Perhaps the most critical difference between Private and languages like R or Python is that Private is declarative rather than procedural. This choice has substantial consequences for both privacy analysis and parallelisation.
Because Private is declarative each variable has only one privacy status. It is either public or private. In procedural languages (e.g. Jeeves), the privacy status of a variable can change as a function of state. You may initialise a variable to a standard value, in which case it poses no privacy threat. However, subsequently the value of the variable may be altered based on private information and its value may then become private. In Private, one can establish the privacy status of many deterministic variables by analysing the variable dependency tree rather than at run time making the underlying interpreter code simpler and improving execution efficiency.
The declarative nature of Private also means that automating parallelisation is simplified as there are no sequential dependencies to consider. There are variable dependencies, but these can be extracted syntactically. If, for instance, the following code is executed:
latitudes = [e.latitude for e in Events if e.hasField("latitude")] longitudes = [e.longitude for e in Events if e.hasField("longitude")]
the Private interpreter identifies that both variables can be calculated as all of their dependencies have been computed and therefore will calculate them in parallel on separate machines. The coder does not have to identify this opportunity.

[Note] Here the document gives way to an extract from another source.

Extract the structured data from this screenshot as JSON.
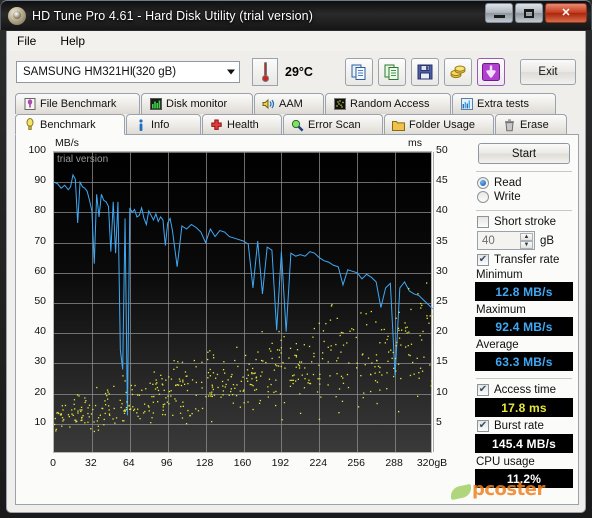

Private is designed to be used in situations in which data is large and computations will often take too long for users to wait for computation to complete in an interactive session. Rather, the shell incrementally makes changes to the variable dependency graph. If a dependency is entered using either = or ~ then it will replace any dependencies that already exist for that variable and all variables that depend on this variable will be recomputed. Control returns immediately to the shell rather than waiting for computation to complete (as would typically be the case in a procedural scripting language), so new alterations to the variable dependency graph including new visualisations can be added while computation is taking place.
Many Bayesian languages are declarative or largely declarative in nature (e.g. BUGS, jags, Stan) as it is a more natural way to express generative models. However, they can be cumbersome because they typically outsource data loading and manipulation to procedural languages (R, python or matlab) and then use those languages to invoke the the sampler on their code. Similarly, samples are typically returned to the procedural language for subsequent analyses and visualisation. In Private, however, data loading is not necessary, data manipulation and visualisation is built into the language and the shell is incremental. That is, one can code incrementally in the Private shell in the same way that one can run code snippets in R, python or matlab. However, in procedural languages there is always the possibility that the user’s understanding of the current state is inaccurate. Perhaps another section of code should have been run in order to ensure the state was up to date. In Private, the code used to define a variable is retained and whenever a new definition is added (or an old one edited) the interpreter determines which code must be re-executed to ensure that its value is consistent with the current definition. This feature should reduce the opportunities for human error.
In a privacy sensitive world, business as usual is not cutting it. New languages are going to be required if we are to realise the full potential of big data without seriously compromising the rights of the people who provide it. Private provides a solution to these challenges.